Oder ein Raumschiff!
Oder wenigstens eine App, die vorhersagt, wann Tesla pleitegeht (Spoiler: wahrscheinlich in 100 Jahren nicht).
Aber nein, das wäre ja konstruktiv.
Besser, man bleibt im Schatten, postet anonym und fühlt sich großartig, weil man "die Wahrheit" sagt. Ironischerweise sind sie die wahren Umweltschützer 😆 Indem sie Tesla hassen, sparen sie Strom, schließlich laden sie keine E-Autos auf, sondern nur ihre eigenen Frustrationen hoch.
Auch lassen Sie uns nicht vergessen, die Psychologie dahinter.
In einer Welt, wo Elon Musk Milliarden macht, indem er Träume verwirklicht wie saubere Energie, Mars-Kolonien, Cybertrucks bauen lässt, die aussehen wie aus einem Sci-Fi-Film, fühlen sich diese Hater benachteiligt. "Warum er und nicht ich?", jammern sie innerlich (!!!). Die Antwort? Weil er macht, und sie meckern.
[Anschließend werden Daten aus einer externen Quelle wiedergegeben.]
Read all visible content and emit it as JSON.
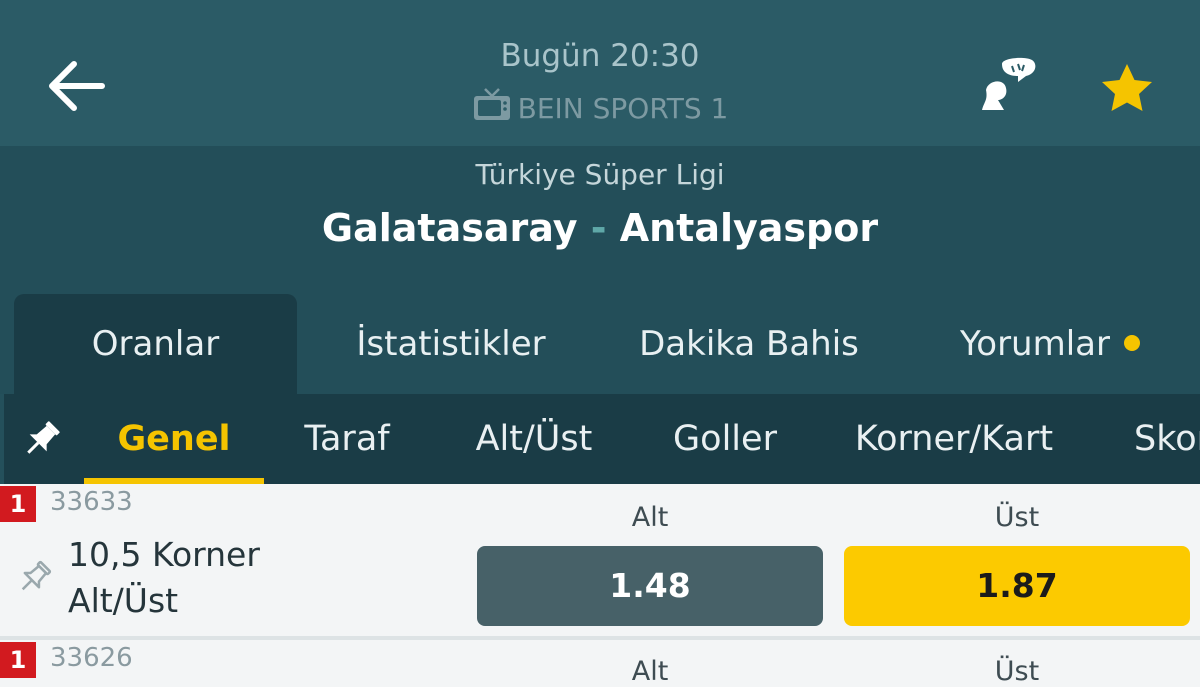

Es ist wie Neid auf Steroiden, statt zu lernen, zu investieren oder zu innovieren, wählen sie den Weg des geringsten Widerstands, das Forum.
Hier können sie in einer Blase leben, wo jeder Post ein Echo ihrer eigenen Enttäuschung ist. "Ja, Tesla ist ein Ponzi-Schema!", ruft einer. "Genau, und Musk tweetet zu viel!", antwortet der nächste. Welch intellektueller Austausch! In der Zwischenzeit steigt die Tesla-Aktie mal wieder, und unsere Hater posten: "Das ist nur vorübergehend!"; – seit Jahren.
Am Ende des Tages, liebe Teslahater, danken wir euch. Ohne euch wäre die Welt langweilig. Ihr seid die Salz in der Suppe des Fortschritts, oder eher Essig. Ihr erinnert daran, dass Erfolg nicht für jeden ist, und dass manche lieber zuschauen und kritisieren, als selbst zu spielen.
Also, postet weiter! Verschwendet eure Zeit! Und während ihr das tut, baut Elon Musk wahrscheinlich gerade das nächste Ding, das die Welt verändert. Aber hey, euer nächster Kommentar wird es sicher stoppen. Ganz sicher.
Mit ironischen Grüßen von
OderWat, der lieber investiert als hinten im Bus zu sitzen.